Последние из радикалов

Антон Долин о фильмах Годара, Лорана и Рене в юбилейной программе

"Новая волна" полвека спустя: что стало с самым влиятельным движением послевоенного кино теперь, когда тектонические сдвиги отбросили Францию на обочину, выведя на авансцену Румынию и Таиланд? Архивисты свое дело знают. По всему миру выходят монографии, антологии и энциклопедии, фестивали бравируют отреставрированными копиями и ретроспективами. Москва не отстает: программа Клода Шаброля, самая знаменитая картина Жан-Люка Годара "Безумный Пьеро" (1965), нашумевший фильм-исследование Эммануэля Лорана "Двое на волне" (Deux de la Vague, 2009) о непростых взаимоотношениях Годара и Трюффо по сценарию киноведа Антуана де Баэка, автора свежей биографии Годара объемом с "Анну Каренину".

В этих условиях едва ли не шоковую реакцию вызывает явление самих классиков, которые перевернули кинематограф вверх тормашками в 1960-х, но почему-то отказались почивать на лаврах.
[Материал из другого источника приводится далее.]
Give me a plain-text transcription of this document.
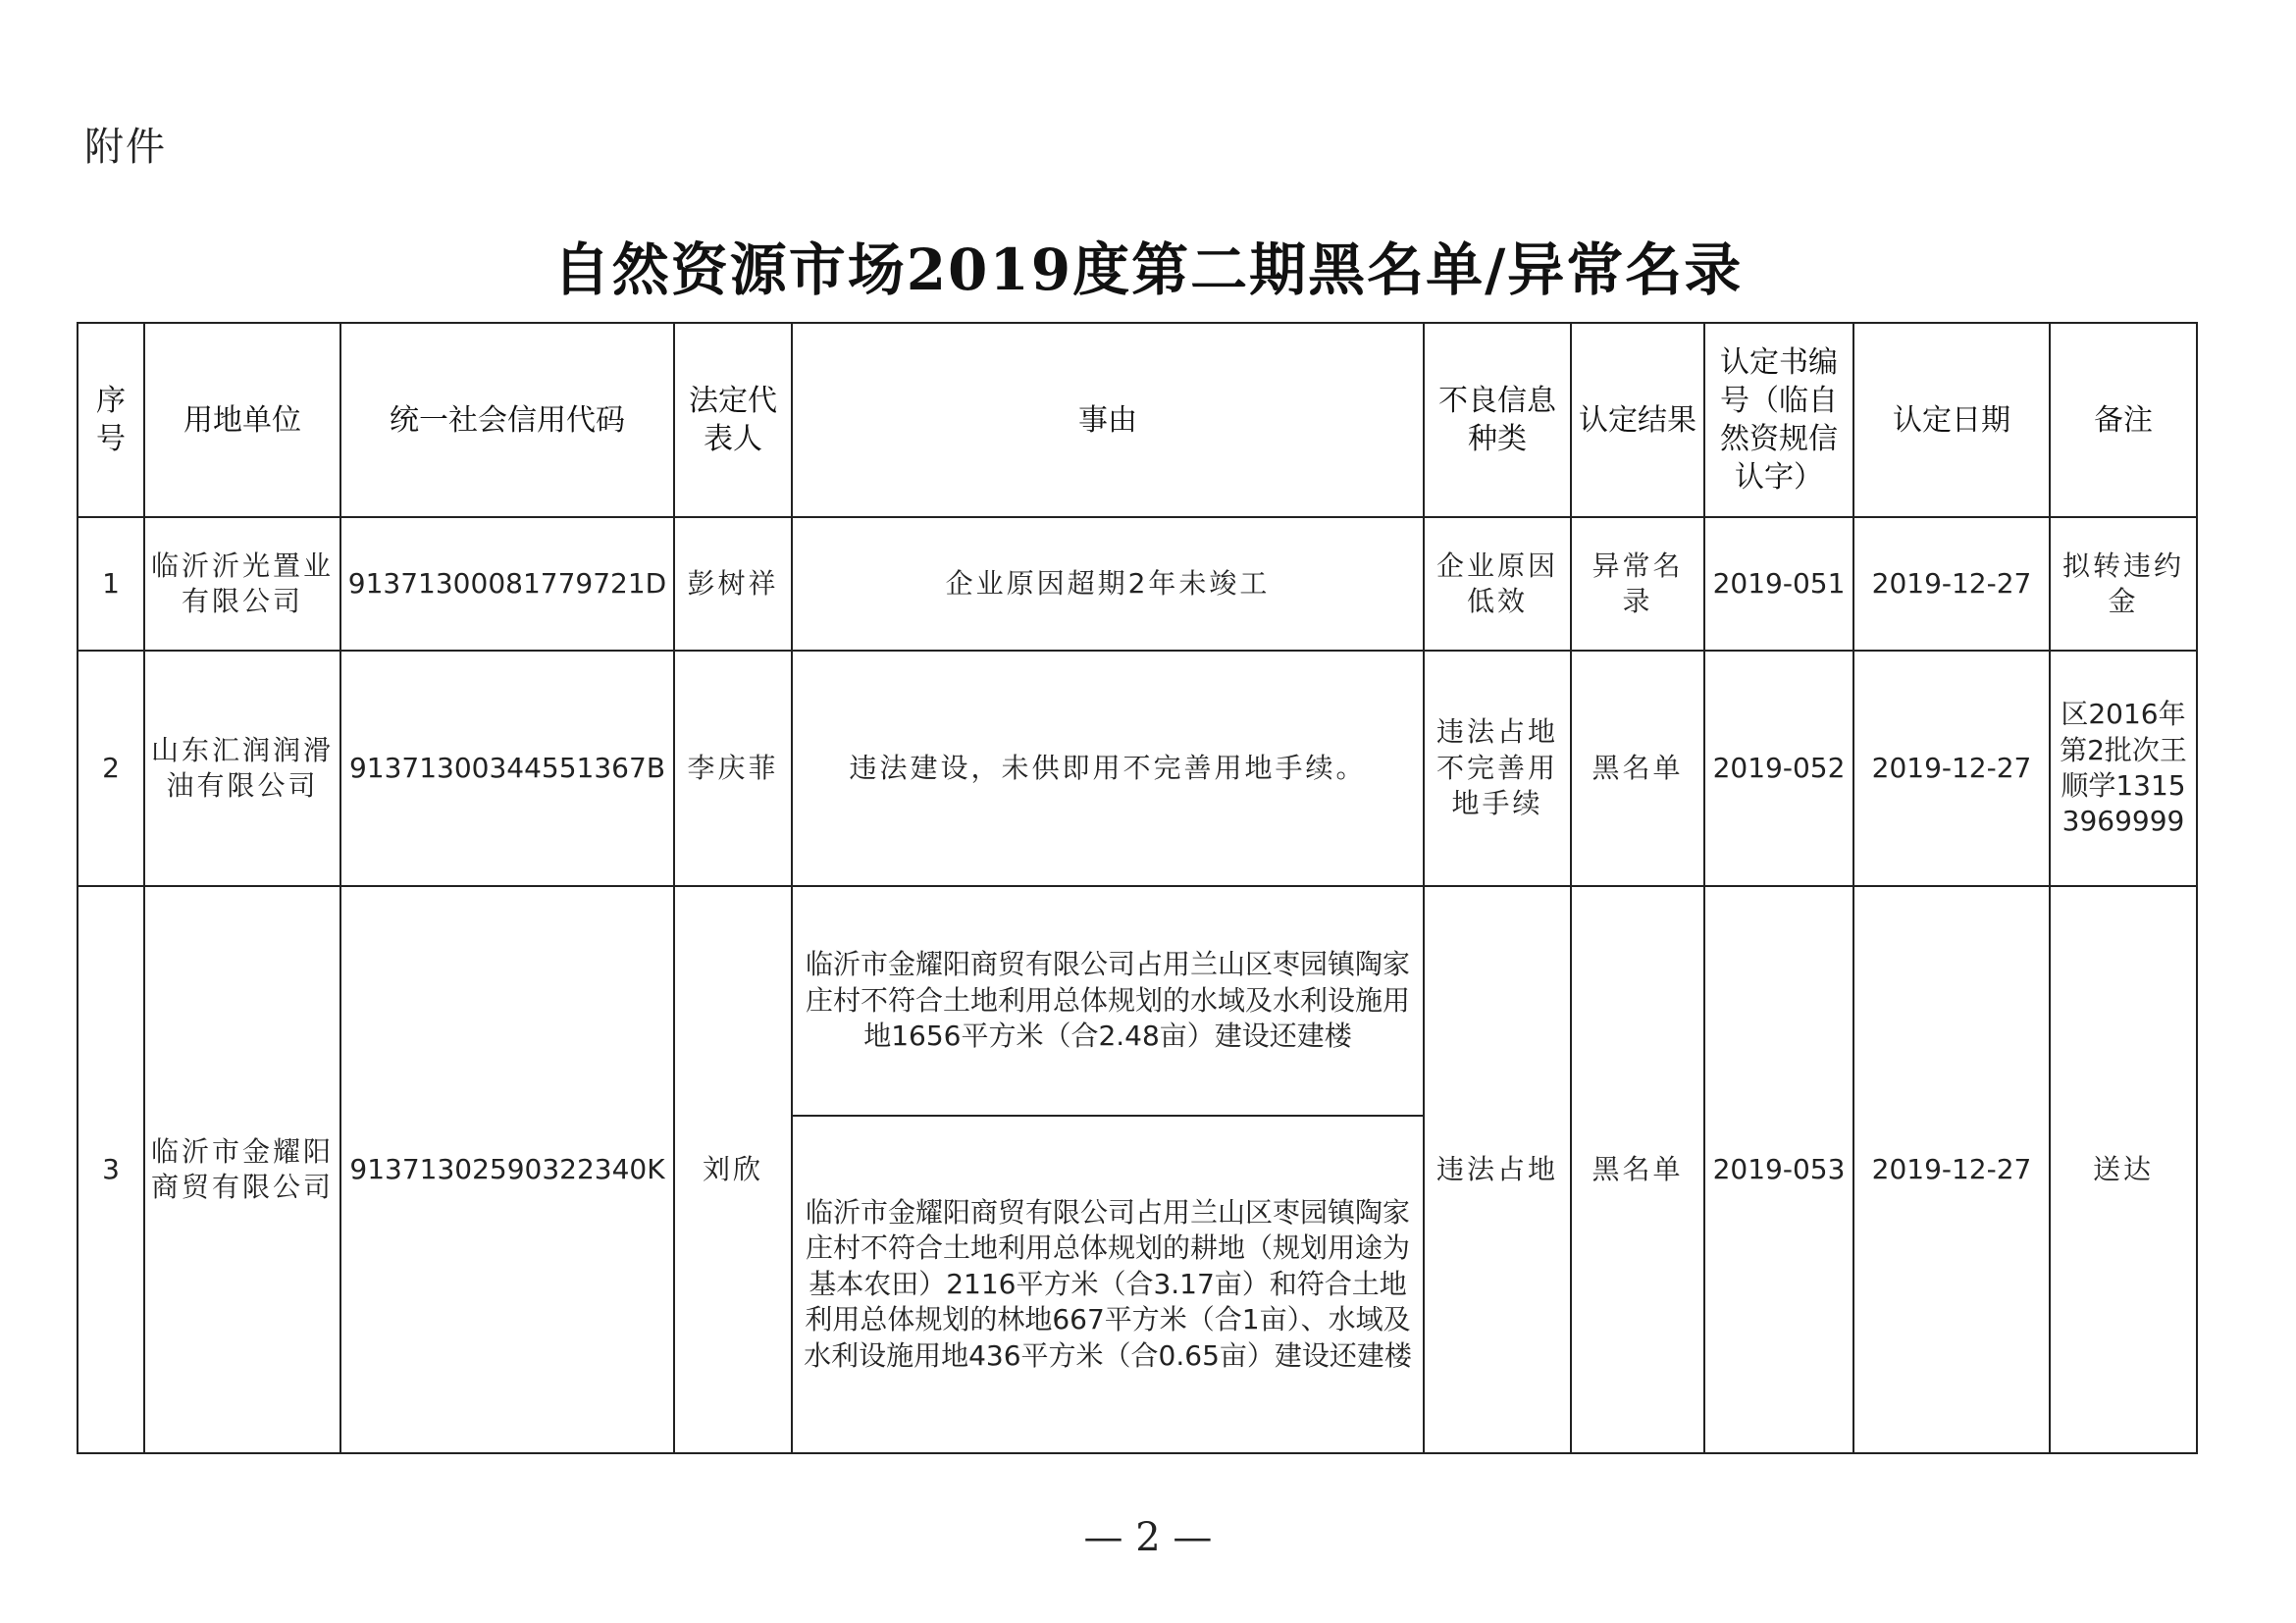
附件
自然资源市场2019度第二期黑名单/异常名录
序号	用地单位	统一社会信用代码	法定代表人	事由	不良信息种类	认定结果	认定书编号（临自然资规信认字）	认定日期	备注
1	临沂沂光置业有限公司	91371300081779721D	彭树祥	企业原因超期2年未竣工	企业原因低效	异常名录	2019-051	2019-12-27	拟转违约金
2	山东汇润润滑油有限公司	91371300344551367B	李庆菲	违法建设，未供即用不完善用地手续。	违法占地不完善用地手续	黑名单	2019-052	2019-12-27	区2016年第2批次王顺学13153969999
3	临沂市金耀阳商贸有限公司	91371302590322340K	刘欣	临沂市金耀阳商贸有限公司占用兰山区枣园镇陶家庄村不符合土地利用总体规划的水域及水利设施用地1656平方米（合2.48亩）建设还建楼	违法占地	黑名单	2019-053	2019-12-27	送达
				临沂市金耀阳商贸有限公司占用兰山区枣园镇陶家庄村不符合土地利用总体规划的耕地（规划用途为基本农田）2116平方米（合3.17亩）和符合土地利用总体规划的林地667平方米（合1亩）、水域及水利设施用地436平方米（合0.65亩）建设还建楼					
— 2 —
Правда, это справедливо в отношении лишь некоторых. Жак Риветт погрузился в искусствоведческую нирвану, Эрик Ромер в последних фильмах наслаждался формальными экспериментами. Зато 79-летний Годар продолжает возмущать общественность, а 88-летний "старший брат" "новой волны" Ален Рене нет-нет да и снимет кино, которое элегантно и скромно отодвинет в сторону всех героев сегодняшнего дня.

Подрывная сторона деятельности Рене не столь очевидна, как в случае испытанного революционера Годара. После бескомпромиссно авангардных "Хиросима, моя любовь" (1959) и "В прошлом году в Мариенбаде" (1961) Рене увлекся ироническими мюзиклами и мелодрамами, полностью отдавшись легкому жанру.

Формально за его рамки не выходят и "Дикие травы" (Les herbes folles, 2009). Однако фильм, ставший поводом для присуждения Рене очередной почетной награды в Канне, лишь притворяется мещанской love story о немолодых людях, случайно сведенных самой судьбой, но не отважившихся поверить в свои чувства. Глубокой меланхолией веет от никчемных диалогов и плоских каламбуров суетливых одиночек, людей-сорняков на дороге к смерти. Их человеческая комедия разыграна с деликатностью, состраданием и юмором, доступными редким режиссерам.

Несмотря на давние расхождения по части идеологии и эстетики, кажется, чувства Рене по отношению к измельчавшему человечеству разделяет и другой титан — Годар. Но для их демонстрации он выбирает принципиально иную форму. Имитации, пастиши, жанровые игры чужды ему. Полвека назад он утверждал, что его фильмы найдены на помойке и в то же время затеряны в глубоком космосе. Многое из того, что режиссер снимал после событий 1968 года, походило именно на трансляции из космоса или коллажи из опасных и увлекательных артефактов, оставленных инопланетянами после пикника на земной обочине.

Годар маскировал свои опыты под драмы творчества и любви ("Страсть", 1982; "Имя Кармен", 1984), искусствоведческое эссе ("Истории кино", 1988-1998), поэтические коллажи ("Хвала любви", 2001; "Наша музыка", 2004), но оставался тем же "безумным Пьеро", невменяемым белым клоуном последней французской революции. Еще одно подтверждение — новый опус "Социализм" (Film socialisme, 2010).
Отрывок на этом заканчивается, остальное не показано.